By Oliver Smith on Tuesday 26 May 2020

OpinionAlternative Lending

Without checking affordability, we risk turning lenders into the villains (again).

Will Bounce Back Loans come back to bite?
Image source: Rishi Sunak/The Treasury.

Originally published in The AltFi Weekly Newsletter, for more like this sign-up now.

As we approach the one-month anniversary of the government’s Bounce Back Loan Scheme (BBLS) it’s fair to say that this lifeline has saved tens of thousands of UK firms from collapse.

More than £14bn has been lent out to SMEs and sole traders, with the likes of Starling Bank and Tide seeing huge demand.

But, in the months and years ahead, a spectre is lurking in how the BBLS was constructed which may come back to bite the banks and the politicians who launched it.

The unintended consequence of the BBLS appears to be how the scheme was explicitly designed by the Treasury in a way where “lenders will not assess affordability”.

This was to avoid the chance of banks refusing to lend or dragging their feet, as we saw with the far slower rollout of the Coronavirus Business Interruption Loan Scheme (CBILS).

For many of our readers the issue above is already plain to see, but let’s spell it out.

Bounce Back Loans are, in all likelihood, being awarded to applicants who are already either deeply indebted, on the verge of bankruptcy, or failing to service existing debts.

That might not immediately be a problem but, when repayments start next year (even at a modest 2.5 per cent interest rate), defaults will inevitably rise.

As Richard Churchill, a partner at Blick Rothenberg, warned The Financial Times: “the taxpayer is now underwriting millions of pounds of unqualified loans.”

Some bankers are predicting defaults at 20 per cent, while nearly half of borrowers (43 per cent) admitted to the Business Banking Resolution Service that they aren’t planning on paying their loans back.

In any case, banks over the coming years will be forced into the expensive process of recoveries on a huge volume of only moderately profitable loans (their conduct during this time closely scrutinised).
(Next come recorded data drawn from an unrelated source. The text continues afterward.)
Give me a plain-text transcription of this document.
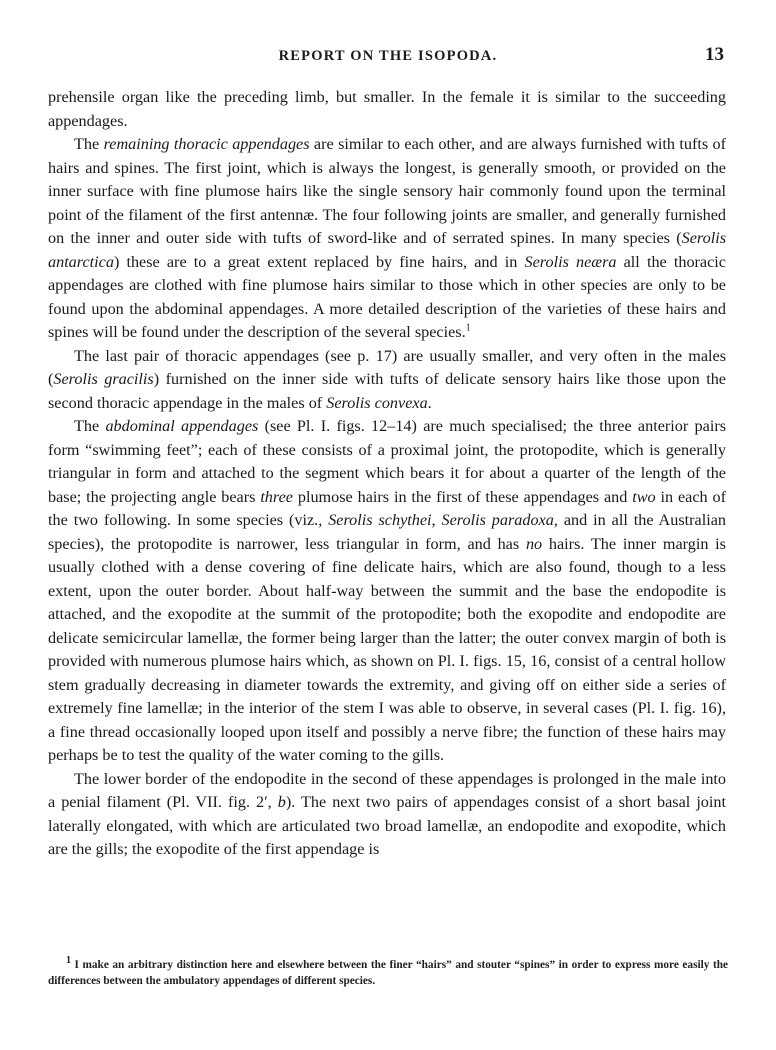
REPORT ON THE ISOPODA.	13

prehensile organ like the preceding limb, but smaller. In the female it is similar to the succeeding appendages.

The remaining thoracic appendages are similar to each other, and are always furnished with tufts of hairs and spines. The first joint, which is always the longest, is generally smooth, or provided on the inner surface with fine plumose hairs like the single sensory hair commonly found upon the terminal point of the filament of the first antennæ. The four following joints are smaller, and generally furnished on the inner and outer side with tufts of sword-like and of serrated spines. In many species (Serolis antarctica) these are to a great extent replaced by fine hairs, and in Serolis neæra all the thoracic appendages are clothed with fine plumose hairs similar to those which in other species are only to be found upon the abdominal appendages. A more detailed description of the varieties of these hairs and spines will be found under the description of the several species.$^1$

The last pair of thoracic appendages (see p. 17) are usually smaller, and very often in the males (Serolis gracilis) furnished on the inner side with tufts of delicate sensory hairs like those upon the second thoracic appendage in the males of Serolis convexa.

The abdominal appendages (see Pl. I. figs. 12–14) are much specialised; the three anterior pairs form “swimming feet”; each of these consists of a proximal joint, the protopodite, which is generally triangular in form and attached to the segment which bears it for about a quarter of the length of the base; the projecting angle bears three plumose hairs in the first of these appendages and two in each of the two following. In some species (viz., Serolis schythei, Serolis paradoxa, and in all the Australian species), the protopodite is narrower, less triangular in form, and has no hairs. The inner margin is usually clothed with a dense covering of fine delicate hairs, which are also found, though to a less extent, upon the outer border. About half-way between the summit and the base the endopodite is attached, and the exopodite at the summit of the protopodite; both the exopodite and endopodite are delicate semicircular lamellæ, the former being larger than the latter; the outer convex margin of both is provided with numerous plumose hairs which, as shown on Pl. I. figs. 15, 16, consist of a central hollow stem gradually decreasing in diameter towards the extremity, and giving off on either side a series of extremely fine lamellæ; in the interior of the stem I was able to observe, in several cases (Pl. I. fig. 16), a fine thread occasionally looped upon itself and possibly a nerve fibre; the function of these hairs may perhaps be to test the quality of the water coming to the gills.

The lower border of the endopodite in the second of these appendages is prolonged in the male into a penial filament (Pl. VII. fig. 2′, b). The next two pairs of appendages consist of a short basal joint laterally elongated, with which are articulated two broad lamellæ, an endopodite and exopodite, which are the gills; the exopodite of the first appendage is

$^1$ I make an arbitrary distinction here and elsewhere between the finer “hairs” and stouter “spines” in order to express more easily the differences between the ambulatory appendages of different species.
More worryingly, given the inclusion of sole traders whose liability isn’t limited, many will be left with bankruptcies on their credit records for years to come.
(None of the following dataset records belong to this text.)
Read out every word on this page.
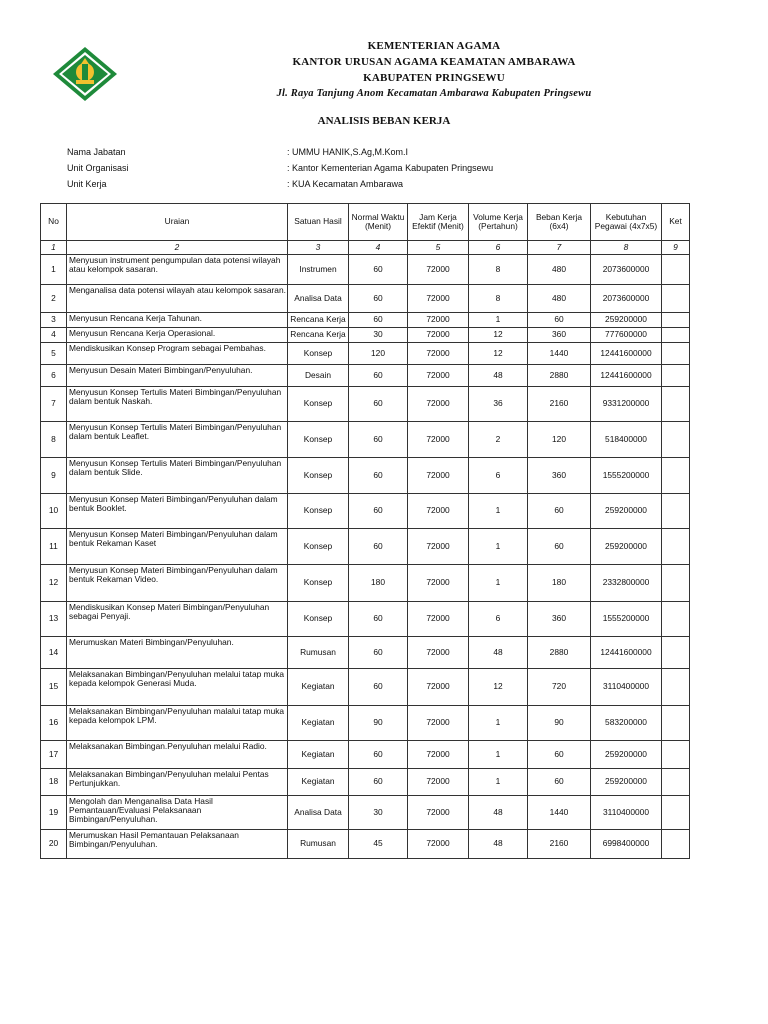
KEMENTERIAN AGAMA
KANTOR URUSAN AGAMA KEAMATAN AMBARAWA
KABUPATEN PRINGSEWU
Jl. Raya Tanjung Anom Kecamatan Ambarawa Kabupaten Pringsewu
ANALISIS BEBAN KERJA
Nama Jabatan	: UMMU HANIK,S.Ag,M.Kom.I
Unit Organisasi	: Kantor Kementerian Agama Kabupaten Pringsewu
Unit Kerja	: KUA Kecamatan Ambarawa
No	Uraian	Satuan Hasil	Normal Waktu (Menit)	Jam Kerja Efektif (Menit)	Volume Kerja (Pertahun)	Beban Kerja (6x4)	Kebutuhan Pegawai (4x7x5)	Ket
1	2	3	4	5	6	7	8	9
1	Menyusun instrument pengumpulan data potensi wilayah atau kelompok sasaran.	Instrumen	60	72000	8	480	2073600000	
2	Menganalisa data potensi wilayah atau kelompok sasaran.	Analisa Data	60	72000	8	480	2073600000	
3	Menyusun Rencana Kerja Tahunan.	Rencana Kerja	60	72000	1	60	259200000	
4	Menyusun Rencana Kerja Operasional.	Rencana Kerja	30	72000	12	360	777600000	
5	Mendiskusikan Konsep Program sebagai Pembahas.	Konsep	120	72000	12	1440	12441600000	
6	Menyusun Desain Materi Bimbingan/Penyuluhan.	Desain	60	72000	48	2880	12441600000	
7	Menyusun Konsep Tertulis Materi Bimbingan/Penyuluhan dalam bentuk Naskah.	Konsep	60	72000	36	2160	9331200000	
8	Menyusun Konsep Tertulis Materi Bimbingan/Penyuluhan dalam bentuk Leaflet.	Konsep	60	72000	2	120	518400000	
9	Menyusun Konsep Tertulis Materi Bimbingan/Penyuluhan dalam bentuk Slide.	Konsep	60	72000	6	360	1555200000	
10	Menyusun Konsep Materi Bimbingan/Penyuluhan dalam bentuk Booklet.	Konsep	60	72000	1	60	259200000	
11	Menyusun Konsep Materi Bimbingan/Penyuluhan dalam bentuk Rekaman Kaset	Konsep	60	72000	1	60	259200000	
12	Menyusun Konsep Materi Bimbingan/Penyuluhan dalam bentuk Rekaman Video.	Konsep	180	72000	1	180	2332800000	
13	Mendiskusikan Konsep Materi Bimbingan/Penyuluhan sebagai Penyaji.	Konsep	60	72000	6	360	1555200000	
14	Merumuskan Materi Bimbingan/Penyuluhan.	Rumusan	60	72000	48	2880	12441600000	
15	Melaksanakan Bimbingan/Penyuluhan melalui tatap muka kepada kelompok Generasi Muda.	Kegiatan	60	72000	12	720	3110400000	
16	Melaksanakan Bimbingan/Penyuluhan malalui tatap muka kepada kelompok LPM.	Kegiatan	90	72000	1	90	583200000	
17	Melaksanakan Bimbingan.Penyuluhan melalui Radio.	Kegiatan	60	72000	1	60	259200000	
18	Melaksanakan Bimbingan/Penyuluhan melalui Pentas Pertunjukkan.	Kegiatan	60	72000	1	60	259200000	
19	Mengolah dan Menganalisa Data Hasil Pemantauan/Evaluasi Pelaksanaan Bimbingan/Penyuluhan.	Analisa Data	30	72000	48	1440	3110400000	
20	Merumuskan Hasil Pemantauan Pelaksanaan Bimbingan/Penyuluhan.	Rumusan	45	72000	48	2160	6998400000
Borrowers will argue that they were inappropriately lent to, while the lenders will rightly respond that they were instructed by the Treasury to not check affordability.

With this outcome nearly guaranteed, the government of the day will be forced to step in and either offer a programme of loan forgiveness or to convert Bounce Back Loans into grants or equity.

Indeed with this outcome seemingly inevitable, many are already wondering why this hasn’t happened already?